How can we find the length of the adjacent side?

Step 2

Use the Pythagorean theorem!

$$a^2 + b^2 = c^2 \\ 3^2 + b^2 = 5^2 \\ b^2 = 5^2- 3^2 = 25-9 = 16 \\ b = 4$$

Now, use the tangent ratio!

Step 3

Use the Pythagorean theorem!

$$tan(k) = \frac{opposite}{adjacent} \\ tan(k) = \frac{3}{4}$$

##### Problem 14
Step 1

Draw this triangle and label the sides:

Remember that the cosine ratio = $$\frac{adjacent}{hypotenuse}$$.

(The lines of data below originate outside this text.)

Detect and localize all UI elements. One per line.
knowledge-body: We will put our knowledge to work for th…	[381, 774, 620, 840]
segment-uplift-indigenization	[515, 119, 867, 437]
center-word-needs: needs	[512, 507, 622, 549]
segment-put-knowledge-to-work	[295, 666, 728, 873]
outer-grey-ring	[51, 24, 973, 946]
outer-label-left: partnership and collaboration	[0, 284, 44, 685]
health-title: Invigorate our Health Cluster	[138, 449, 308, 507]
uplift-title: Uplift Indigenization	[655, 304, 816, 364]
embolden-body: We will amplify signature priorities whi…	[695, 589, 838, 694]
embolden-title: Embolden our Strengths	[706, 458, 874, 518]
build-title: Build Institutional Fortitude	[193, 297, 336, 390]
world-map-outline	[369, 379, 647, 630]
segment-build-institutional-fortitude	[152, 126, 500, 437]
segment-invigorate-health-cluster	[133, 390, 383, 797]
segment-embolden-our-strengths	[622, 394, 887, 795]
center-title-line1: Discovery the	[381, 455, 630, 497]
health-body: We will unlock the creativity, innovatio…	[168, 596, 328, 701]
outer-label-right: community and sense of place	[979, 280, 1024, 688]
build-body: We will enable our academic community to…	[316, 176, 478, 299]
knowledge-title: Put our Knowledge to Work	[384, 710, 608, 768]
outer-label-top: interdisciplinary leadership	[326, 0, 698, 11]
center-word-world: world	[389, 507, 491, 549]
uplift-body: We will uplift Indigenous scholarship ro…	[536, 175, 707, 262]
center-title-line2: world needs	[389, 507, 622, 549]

How can we find the length of the opposite side?
(Remember that sine involves the opposite so we need to find that somehow).

Step 2

Use the Pythagorean theorem!

$$a^2 + b^2 = c^2 \\ 7^2 + b^2 = 25^2 \\ b^2 = 25^2- 7^2 = 625 - 49 = 576 \\ b = \sqrt{576} =24$$

Now, use the sine ratio!

Step 3

$$sin(b) = \frac{opposite}{hypotenuse}$$

top | Practice I | Practice II | Word Problems | #Challenge Problem
##### Challenge Problem

Be careful!
In the triangle below, which angle has a sine ratio of 2.6?

There is no angle that has a sine of 2.6.

Remember that the maximum value of the sine ratio is 1.

The same, is true, by the way of cosine ratio (max value is 1).